The Dow Jones Industrial Average jumped 129 points, or 0.82%, to 15885, the S&P 500 gained 11.2 points, or 0.63%, to 1787 and the Nasdaq Composite advanced 28.5 points, or 0.71%, to 4030.

The gains were wide on Wall Street on Monday. Every major sector was in the green, led by telecommunications, utilities, energy and health care. Every Dow component was also higher in recent trading.

Numerous traders cautioned that the gains come in relatively light volume ahead of Christmas.

The broad S&P 500 has fallen for two-straight weeks as worries about when the Federal Reserve will begin cutting down on its asset purchases have spooked Wall Street. This week, the Street will get its answer -- at least to some extent -- when the Federal Open Market Committee releases its decision on Wednesday.

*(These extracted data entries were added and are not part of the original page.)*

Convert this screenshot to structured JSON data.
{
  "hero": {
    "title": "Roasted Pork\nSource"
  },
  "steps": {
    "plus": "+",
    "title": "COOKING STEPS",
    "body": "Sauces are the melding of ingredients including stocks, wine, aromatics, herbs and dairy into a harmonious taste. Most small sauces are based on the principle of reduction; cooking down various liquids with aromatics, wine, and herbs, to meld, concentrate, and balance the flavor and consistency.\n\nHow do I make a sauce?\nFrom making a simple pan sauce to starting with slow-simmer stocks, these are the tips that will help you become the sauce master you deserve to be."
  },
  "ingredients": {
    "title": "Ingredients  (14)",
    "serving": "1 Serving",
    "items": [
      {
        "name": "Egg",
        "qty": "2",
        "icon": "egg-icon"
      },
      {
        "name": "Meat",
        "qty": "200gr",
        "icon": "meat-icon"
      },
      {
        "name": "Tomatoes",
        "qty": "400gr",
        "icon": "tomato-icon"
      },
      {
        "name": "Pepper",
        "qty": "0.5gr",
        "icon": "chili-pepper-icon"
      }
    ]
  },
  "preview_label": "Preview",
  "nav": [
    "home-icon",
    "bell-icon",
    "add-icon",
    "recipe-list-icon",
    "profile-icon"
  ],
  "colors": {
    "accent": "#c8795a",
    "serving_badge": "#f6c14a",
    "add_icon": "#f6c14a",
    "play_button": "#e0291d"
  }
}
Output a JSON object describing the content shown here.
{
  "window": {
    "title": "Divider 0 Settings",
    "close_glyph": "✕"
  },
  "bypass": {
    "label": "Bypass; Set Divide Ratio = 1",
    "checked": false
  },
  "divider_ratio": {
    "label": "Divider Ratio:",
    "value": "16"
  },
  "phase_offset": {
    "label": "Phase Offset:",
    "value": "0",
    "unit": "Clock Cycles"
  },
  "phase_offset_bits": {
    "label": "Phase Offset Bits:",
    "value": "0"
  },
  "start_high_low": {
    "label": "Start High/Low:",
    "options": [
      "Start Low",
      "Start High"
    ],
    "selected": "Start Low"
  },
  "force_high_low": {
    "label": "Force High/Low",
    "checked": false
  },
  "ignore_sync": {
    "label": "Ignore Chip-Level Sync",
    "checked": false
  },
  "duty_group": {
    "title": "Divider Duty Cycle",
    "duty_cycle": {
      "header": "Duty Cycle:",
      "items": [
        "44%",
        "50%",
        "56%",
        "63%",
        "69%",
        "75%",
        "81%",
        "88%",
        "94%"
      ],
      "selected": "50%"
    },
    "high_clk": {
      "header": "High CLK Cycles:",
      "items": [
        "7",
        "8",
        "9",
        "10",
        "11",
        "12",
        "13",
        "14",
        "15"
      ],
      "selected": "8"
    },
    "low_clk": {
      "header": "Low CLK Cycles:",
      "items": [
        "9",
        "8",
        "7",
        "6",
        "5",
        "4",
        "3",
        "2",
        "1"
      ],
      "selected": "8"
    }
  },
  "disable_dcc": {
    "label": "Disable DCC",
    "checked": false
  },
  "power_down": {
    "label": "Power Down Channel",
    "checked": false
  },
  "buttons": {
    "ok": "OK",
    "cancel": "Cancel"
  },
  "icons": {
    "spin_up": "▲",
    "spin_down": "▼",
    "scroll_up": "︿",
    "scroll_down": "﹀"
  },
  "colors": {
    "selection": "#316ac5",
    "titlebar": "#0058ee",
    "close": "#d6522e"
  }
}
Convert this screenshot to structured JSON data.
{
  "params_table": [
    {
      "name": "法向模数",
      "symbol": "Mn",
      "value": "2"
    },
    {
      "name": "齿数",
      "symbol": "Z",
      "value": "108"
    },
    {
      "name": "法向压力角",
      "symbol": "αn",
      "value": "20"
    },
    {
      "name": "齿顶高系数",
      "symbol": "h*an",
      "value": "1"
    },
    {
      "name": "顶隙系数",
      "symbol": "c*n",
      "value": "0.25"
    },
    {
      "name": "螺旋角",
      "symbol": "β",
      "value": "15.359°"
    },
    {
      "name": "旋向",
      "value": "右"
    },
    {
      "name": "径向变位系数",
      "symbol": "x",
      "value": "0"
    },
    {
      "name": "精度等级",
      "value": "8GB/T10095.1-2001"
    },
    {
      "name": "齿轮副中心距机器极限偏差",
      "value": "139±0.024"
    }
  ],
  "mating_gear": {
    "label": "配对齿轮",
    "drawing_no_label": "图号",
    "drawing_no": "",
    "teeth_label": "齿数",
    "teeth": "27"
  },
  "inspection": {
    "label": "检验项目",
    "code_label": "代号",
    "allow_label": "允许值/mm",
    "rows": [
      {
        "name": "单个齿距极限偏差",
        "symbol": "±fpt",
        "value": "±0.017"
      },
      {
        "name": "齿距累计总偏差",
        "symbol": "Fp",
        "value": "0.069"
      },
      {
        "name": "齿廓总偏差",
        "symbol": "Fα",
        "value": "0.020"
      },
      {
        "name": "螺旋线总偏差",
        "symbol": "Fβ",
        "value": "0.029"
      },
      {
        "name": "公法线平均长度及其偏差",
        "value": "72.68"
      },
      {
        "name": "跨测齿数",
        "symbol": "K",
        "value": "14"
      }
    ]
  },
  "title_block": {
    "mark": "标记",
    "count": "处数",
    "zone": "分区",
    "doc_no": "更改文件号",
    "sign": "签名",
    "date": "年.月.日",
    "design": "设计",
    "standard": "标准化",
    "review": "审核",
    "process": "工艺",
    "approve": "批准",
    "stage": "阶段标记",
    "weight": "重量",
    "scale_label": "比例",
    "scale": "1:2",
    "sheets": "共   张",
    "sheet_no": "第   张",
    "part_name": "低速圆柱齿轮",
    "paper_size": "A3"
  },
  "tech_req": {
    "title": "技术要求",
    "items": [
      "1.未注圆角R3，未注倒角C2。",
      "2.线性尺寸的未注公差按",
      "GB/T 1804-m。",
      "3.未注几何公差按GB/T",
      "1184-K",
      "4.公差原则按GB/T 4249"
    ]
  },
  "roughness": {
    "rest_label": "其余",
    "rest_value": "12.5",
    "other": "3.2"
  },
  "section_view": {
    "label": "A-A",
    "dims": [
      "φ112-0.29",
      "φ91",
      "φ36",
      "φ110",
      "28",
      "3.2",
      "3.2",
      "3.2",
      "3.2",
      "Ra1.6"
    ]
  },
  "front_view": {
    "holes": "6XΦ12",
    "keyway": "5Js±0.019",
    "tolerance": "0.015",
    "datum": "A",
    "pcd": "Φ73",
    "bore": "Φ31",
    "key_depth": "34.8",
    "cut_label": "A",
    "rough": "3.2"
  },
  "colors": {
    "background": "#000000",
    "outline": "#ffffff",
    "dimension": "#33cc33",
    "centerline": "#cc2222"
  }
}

Economists, broadly speaking, are still not expecting the central bank to begin tapering QE3 until next year -- but the chances have been ratcheted up by stronger-than-expected economic data.

The Federal Reserve said U.S. industrial production jumped 1.1% in November from the month before, widely exceeding expectations of a gain of 0.6%.

"Overall, the industrial production report was better than expected and consistent with stronger manufacturing activity in the month of November," economists at Goldman Sachs told clients.

A closely watched report from HSBC showed expansion in China's manufacturing sector cooling down slightly to a three-month low in December. HSBC's PMI gauge fell to 50.5 from 50.8 the month before.

"The data suggest the weakening of growth momentum which he expects to persist through the first half of 2014," economists at Nomura wrote to clients on the back of the report.

The New York Federal Reserve’s measure of manufacturing activity in the region grew to 0.98 in December from -2.21 the month prior, considerably less than the 4.75 growth expected. Readings above 0 point to expansion, while those below indicate contraction. Later this week, there are reports due out on the housing sector and inflation.

In commodities, U.S. crude oil futures climbed 75 cents, or 0.77%, to $97.34 a barrel. Wholesale New York Harbor gasoline rallied 1.8% to $2.675 a gallon. Gold rose $1.60, or 0.13%, to $1,236 a troy ounce.

On the corporate front, American International Group (NYSE:AIG) said it is selling its plane leasing business, International Lease Finance, in a deal valued at about $5.4 billion.